Wednesday, August 3, 2011

What a Ham I am (Part 3) - Hams make Contact

Since I was kid, I have loved science and was fascinated by good science fiction stories.


In early grade school, my first love was  Fireball XL5 during the age of the Space Race. Venus, the woman doctor and romantic interest of pilot Steve Zodiac, was my role model.

Then, as I approached junior high, along came Star Trek.  In the original series, the men were men (if they were not space aliens) and women wore very, very short skorts.  (Hey, this was the 1960s.)  And Mr. Spock was far-out, in many ways.

1970s .... 1980s

My college years, though, left little time for TV and little money for movies.  But during this time, the first of the Star Wars movies made its debut in 1977. And there were the endless reruns of the original Star Trek, followed by the first of many Star Trek movies.  And don't get me started on Star Trek - the Next Generation and its many other incarnations and movie sequels ....

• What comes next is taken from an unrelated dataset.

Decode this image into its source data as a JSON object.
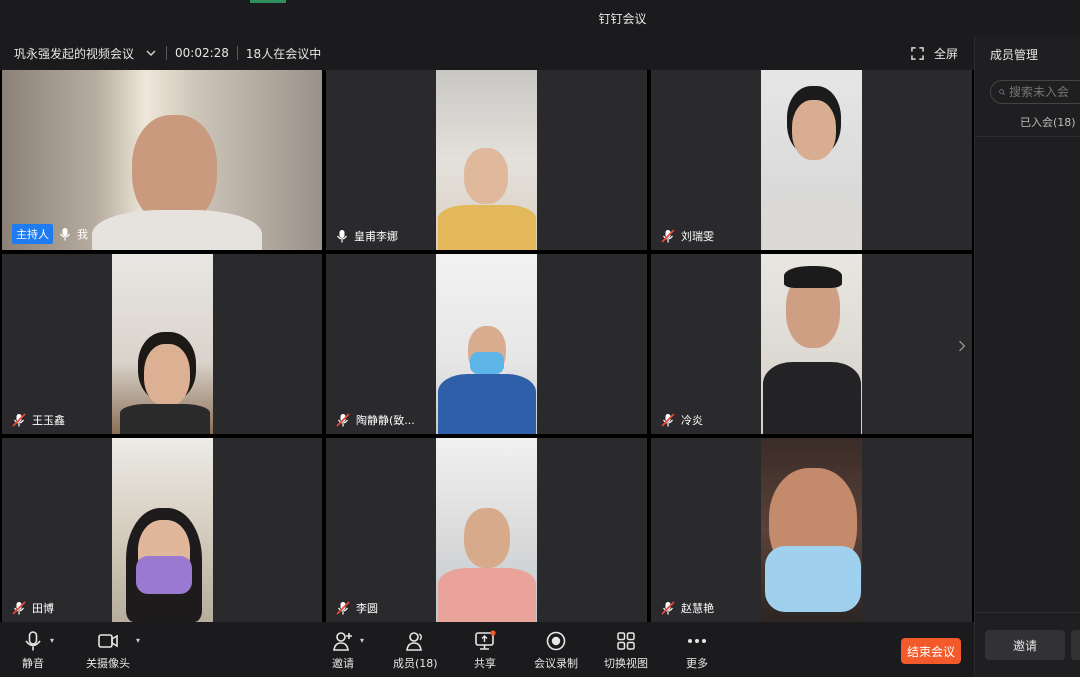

Then came the 1990s, the other turn of the century.  The year 1997 was memorable in science fiction. Carl Sagan's book Contact was made into a movie. Though the movie deviated some from the book, the story on the big screen still told a good yarn and brought forth the long running discussion of science versus faith.

Hams make Contact?

The opening scene of Contact was awesome.   We (especially hams) never know where our electromagnetic emissions will end up as they spread out across the universe. In the final seconds of the clip below, ham radio sparked the love of science and exploration in a little girl.

Those familiar with the movie know that this little girl would grow up to become Dr. Ellie Arroway, the protagonist of the story.  And she was a ham.  Another role model,

21st Century?

Now, we live in an age dominated by the Internet, cell phones, and numerous gadgets that tap into cyberspace.  Ham radio may seem so last millennium. But as we have seen in the news, systems get hacked, systems go down.  Meanwhile, amateur radio communications still work in spite of attacks or disasters.  Ham radio is not only a fun hobby, but a skill that can be so important to communicate with each other during emergencies when our higher tech systems fail.

Hams - the Next Generation

Like in the story of Ellie Arroway, hams need to continue to inspire children to love science and explore.  Not only that, ham skills need to be passed on to -  Hams - the Next Generation.

Who knows?  Hams may be sorely needed during troubled days and the next big national emergency.

Question:  Any movies or shows inspire you to pursue your hobby?